Time passed and my mood got better. Sunday
drifted into night. We laughed and smoked and sang to the moon and early stars.
Shabela came down and we got out the pipe and smoked at the edge of the sand
till the darkness came down like a curtain over the beach. We looked at the
moon and stars on the water. They calmed me but I suddenly I seemed to be slung
between the notes of the harmonica and as restless as the waves on last night’s
crumpled sheets. Something of both rose and fell inside me. We said goodbye to
Shabela and his wife. She told Iskra that she would bring the woman in blue
again.
‘She says more than her prayers but
she is a good friend.’ She said.
‘She knows you’ I nodded.
‘Does she like you’ she asked. I said
nothing.
‘You must bring these brave boys
again’ She said. ’ We don’t get as many as interesting as you around here’
Iskra
laughed. We paid Shabela . Iskra
laughed again. Shabela’s wife swam in and out of my vision as she waved.

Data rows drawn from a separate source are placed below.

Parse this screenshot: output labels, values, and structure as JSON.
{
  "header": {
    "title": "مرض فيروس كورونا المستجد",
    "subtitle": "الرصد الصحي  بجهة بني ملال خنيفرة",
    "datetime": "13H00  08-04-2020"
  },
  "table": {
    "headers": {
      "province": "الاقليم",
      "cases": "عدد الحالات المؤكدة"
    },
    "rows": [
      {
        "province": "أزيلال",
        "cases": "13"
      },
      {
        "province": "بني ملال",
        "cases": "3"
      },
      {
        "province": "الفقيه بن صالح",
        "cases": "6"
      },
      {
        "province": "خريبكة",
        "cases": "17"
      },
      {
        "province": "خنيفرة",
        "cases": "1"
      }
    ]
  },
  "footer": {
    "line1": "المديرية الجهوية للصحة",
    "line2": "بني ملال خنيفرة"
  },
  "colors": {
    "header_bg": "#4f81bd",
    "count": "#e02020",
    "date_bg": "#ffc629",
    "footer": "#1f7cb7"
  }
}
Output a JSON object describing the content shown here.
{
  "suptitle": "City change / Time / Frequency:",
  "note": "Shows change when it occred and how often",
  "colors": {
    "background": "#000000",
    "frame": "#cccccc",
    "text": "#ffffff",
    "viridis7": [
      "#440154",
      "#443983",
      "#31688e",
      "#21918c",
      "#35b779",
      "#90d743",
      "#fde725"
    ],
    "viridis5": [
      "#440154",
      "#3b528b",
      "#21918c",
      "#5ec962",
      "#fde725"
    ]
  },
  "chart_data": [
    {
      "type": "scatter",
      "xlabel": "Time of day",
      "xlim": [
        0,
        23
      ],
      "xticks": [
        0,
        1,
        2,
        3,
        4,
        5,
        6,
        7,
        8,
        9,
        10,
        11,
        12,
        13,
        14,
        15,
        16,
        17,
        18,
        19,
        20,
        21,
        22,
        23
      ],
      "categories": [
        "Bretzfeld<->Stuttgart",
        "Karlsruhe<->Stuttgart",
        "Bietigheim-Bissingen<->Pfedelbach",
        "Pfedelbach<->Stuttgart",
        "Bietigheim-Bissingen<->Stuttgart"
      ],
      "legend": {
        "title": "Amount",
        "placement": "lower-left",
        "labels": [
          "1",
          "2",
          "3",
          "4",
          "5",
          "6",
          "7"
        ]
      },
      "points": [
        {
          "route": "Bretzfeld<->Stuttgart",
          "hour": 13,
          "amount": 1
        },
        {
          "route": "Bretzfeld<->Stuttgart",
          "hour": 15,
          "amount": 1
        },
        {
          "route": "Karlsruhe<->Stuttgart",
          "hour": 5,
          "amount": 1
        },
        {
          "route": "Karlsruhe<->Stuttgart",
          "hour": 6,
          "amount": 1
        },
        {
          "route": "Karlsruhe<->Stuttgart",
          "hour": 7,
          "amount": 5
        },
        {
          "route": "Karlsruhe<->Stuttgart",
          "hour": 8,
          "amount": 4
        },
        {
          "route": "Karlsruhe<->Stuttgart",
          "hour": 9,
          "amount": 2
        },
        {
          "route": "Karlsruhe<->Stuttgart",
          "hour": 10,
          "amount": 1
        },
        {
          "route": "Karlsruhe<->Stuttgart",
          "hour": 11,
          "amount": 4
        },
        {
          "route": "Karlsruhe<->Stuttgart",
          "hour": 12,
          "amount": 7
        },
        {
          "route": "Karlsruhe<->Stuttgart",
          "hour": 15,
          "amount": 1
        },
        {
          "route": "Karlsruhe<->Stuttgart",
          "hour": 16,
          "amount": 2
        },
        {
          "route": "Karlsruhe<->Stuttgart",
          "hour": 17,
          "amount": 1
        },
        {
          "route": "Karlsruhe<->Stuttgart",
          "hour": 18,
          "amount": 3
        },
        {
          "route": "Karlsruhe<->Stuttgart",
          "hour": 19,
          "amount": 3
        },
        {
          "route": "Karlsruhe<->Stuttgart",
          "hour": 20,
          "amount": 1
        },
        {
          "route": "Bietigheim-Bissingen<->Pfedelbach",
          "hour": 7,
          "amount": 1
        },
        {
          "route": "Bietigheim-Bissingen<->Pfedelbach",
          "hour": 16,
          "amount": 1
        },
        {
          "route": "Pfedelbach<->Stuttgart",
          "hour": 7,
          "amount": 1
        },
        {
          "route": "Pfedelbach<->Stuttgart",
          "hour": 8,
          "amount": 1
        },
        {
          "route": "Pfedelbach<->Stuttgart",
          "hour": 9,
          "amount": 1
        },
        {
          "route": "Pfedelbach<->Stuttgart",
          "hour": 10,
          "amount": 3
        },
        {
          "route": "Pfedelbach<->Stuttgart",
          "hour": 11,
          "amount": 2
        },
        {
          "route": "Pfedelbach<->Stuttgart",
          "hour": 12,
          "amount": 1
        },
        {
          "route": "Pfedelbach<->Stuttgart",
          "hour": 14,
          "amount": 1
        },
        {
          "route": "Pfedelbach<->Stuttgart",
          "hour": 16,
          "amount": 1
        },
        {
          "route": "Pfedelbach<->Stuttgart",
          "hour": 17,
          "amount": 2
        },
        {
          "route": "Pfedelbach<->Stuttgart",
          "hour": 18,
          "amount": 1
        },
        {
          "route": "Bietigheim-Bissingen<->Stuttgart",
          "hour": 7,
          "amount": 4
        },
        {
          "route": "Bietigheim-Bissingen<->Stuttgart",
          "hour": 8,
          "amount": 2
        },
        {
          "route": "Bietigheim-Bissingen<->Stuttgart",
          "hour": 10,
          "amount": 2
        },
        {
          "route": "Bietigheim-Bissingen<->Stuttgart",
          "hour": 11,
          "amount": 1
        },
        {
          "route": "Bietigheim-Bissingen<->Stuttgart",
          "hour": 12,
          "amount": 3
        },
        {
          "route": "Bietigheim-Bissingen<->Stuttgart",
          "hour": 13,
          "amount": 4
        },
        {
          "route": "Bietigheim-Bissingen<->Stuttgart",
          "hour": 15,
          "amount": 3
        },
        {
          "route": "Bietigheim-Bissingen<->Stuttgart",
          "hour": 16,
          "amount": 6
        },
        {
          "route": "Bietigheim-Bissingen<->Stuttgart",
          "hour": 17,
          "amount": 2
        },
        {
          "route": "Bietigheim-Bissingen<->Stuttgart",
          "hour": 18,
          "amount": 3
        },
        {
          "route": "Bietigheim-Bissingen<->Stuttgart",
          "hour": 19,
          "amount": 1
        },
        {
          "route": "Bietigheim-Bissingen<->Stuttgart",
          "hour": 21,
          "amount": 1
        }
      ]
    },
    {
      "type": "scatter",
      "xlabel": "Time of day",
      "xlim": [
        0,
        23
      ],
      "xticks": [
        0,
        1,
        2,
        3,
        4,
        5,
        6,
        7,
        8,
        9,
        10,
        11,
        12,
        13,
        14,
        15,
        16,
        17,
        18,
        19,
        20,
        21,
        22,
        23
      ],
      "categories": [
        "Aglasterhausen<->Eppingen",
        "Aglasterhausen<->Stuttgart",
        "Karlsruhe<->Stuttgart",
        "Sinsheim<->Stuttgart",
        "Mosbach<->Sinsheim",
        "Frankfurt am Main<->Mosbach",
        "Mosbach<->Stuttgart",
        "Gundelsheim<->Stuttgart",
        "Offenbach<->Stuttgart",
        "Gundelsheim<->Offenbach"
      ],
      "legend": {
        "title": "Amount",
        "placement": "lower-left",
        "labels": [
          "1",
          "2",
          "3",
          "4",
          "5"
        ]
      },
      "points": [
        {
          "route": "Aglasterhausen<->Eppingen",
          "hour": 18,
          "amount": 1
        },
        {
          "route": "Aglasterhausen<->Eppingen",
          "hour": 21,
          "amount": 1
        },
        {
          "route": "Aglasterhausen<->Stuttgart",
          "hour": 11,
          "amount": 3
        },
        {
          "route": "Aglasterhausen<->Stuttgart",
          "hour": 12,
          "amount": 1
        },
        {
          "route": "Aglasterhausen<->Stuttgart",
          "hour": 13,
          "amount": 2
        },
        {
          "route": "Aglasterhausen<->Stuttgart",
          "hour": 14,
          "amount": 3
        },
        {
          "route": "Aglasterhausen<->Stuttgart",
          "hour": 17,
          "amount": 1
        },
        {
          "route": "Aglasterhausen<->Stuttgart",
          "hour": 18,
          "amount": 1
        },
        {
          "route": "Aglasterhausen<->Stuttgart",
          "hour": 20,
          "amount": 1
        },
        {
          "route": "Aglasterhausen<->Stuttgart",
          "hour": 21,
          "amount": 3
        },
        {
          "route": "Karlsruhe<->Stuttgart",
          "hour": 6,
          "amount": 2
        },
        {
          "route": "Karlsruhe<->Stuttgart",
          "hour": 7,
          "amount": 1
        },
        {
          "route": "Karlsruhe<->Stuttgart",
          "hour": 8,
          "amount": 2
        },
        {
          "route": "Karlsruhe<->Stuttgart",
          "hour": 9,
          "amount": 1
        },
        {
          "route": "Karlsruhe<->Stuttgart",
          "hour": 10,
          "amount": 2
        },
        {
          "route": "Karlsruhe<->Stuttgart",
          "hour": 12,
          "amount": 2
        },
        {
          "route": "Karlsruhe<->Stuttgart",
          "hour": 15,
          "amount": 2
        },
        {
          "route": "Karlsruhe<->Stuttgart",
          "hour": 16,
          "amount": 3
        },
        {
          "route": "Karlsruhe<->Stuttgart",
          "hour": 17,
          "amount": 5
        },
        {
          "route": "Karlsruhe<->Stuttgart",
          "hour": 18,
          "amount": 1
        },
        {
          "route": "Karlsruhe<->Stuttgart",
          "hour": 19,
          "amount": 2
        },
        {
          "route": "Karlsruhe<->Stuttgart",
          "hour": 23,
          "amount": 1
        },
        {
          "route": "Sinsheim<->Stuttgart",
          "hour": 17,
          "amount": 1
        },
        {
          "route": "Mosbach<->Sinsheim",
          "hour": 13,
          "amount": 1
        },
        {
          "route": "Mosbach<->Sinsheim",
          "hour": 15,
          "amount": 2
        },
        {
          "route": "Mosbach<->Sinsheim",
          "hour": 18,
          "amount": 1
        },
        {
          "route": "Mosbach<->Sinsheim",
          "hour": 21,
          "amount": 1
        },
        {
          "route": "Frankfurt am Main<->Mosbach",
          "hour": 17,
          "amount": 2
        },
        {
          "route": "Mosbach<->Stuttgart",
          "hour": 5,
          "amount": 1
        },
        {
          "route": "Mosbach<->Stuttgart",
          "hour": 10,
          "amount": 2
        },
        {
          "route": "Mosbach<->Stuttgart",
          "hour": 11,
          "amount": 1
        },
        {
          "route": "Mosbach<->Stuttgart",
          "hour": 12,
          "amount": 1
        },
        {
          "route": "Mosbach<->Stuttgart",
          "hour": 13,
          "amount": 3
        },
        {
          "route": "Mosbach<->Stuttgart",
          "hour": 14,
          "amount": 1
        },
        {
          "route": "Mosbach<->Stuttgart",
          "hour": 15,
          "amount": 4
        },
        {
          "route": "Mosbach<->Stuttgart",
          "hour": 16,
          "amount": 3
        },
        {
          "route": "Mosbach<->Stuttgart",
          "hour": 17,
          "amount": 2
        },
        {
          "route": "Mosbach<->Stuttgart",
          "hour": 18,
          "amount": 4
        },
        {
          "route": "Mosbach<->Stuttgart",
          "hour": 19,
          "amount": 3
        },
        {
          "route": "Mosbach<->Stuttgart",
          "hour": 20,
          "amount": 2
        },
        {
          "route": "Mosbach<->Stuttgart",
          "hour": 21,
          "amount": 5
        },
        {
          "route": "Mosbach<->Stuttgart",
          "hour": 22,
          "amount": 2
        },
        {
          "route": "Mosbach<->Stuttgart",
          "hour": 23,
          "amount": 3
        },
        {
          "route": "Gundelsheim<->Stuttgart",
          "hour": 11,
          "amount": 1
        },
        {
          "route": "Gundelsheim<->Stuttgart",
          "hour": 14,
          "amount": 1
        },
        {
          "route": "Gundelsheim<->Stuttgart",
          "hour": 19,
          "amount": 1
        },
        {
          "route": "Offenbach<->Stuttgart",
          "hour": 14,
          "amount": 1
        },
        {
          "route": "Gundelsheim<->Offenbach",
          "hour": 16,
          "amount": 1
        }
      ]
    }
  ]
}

The rocks were as light as the silver
paper they came wrapped in; safe as lightning in my pocket. Shabela waved us
goodbye beneath the moon. Iskra seemed happy. He sang as we drove all the way
back to the city. We took a ride around the waterfront bars and decided where
to return to later. A cafĂ©’ here, a soft drink there in the brown bars where
the women from Burma lay down in the back rooms all added to our mood. We
burned the Crystal in a big bar with a karaoke room full of music and love
flowing from every one of its aisles. The smell of jasmine where it had once
been smoke rolled in on the breeze from Kalimantan and we sucked in deep. I
should have felt good but instead I felt hot and cold at the same time in
sudden uncertain spasms that had afflicted me since morning.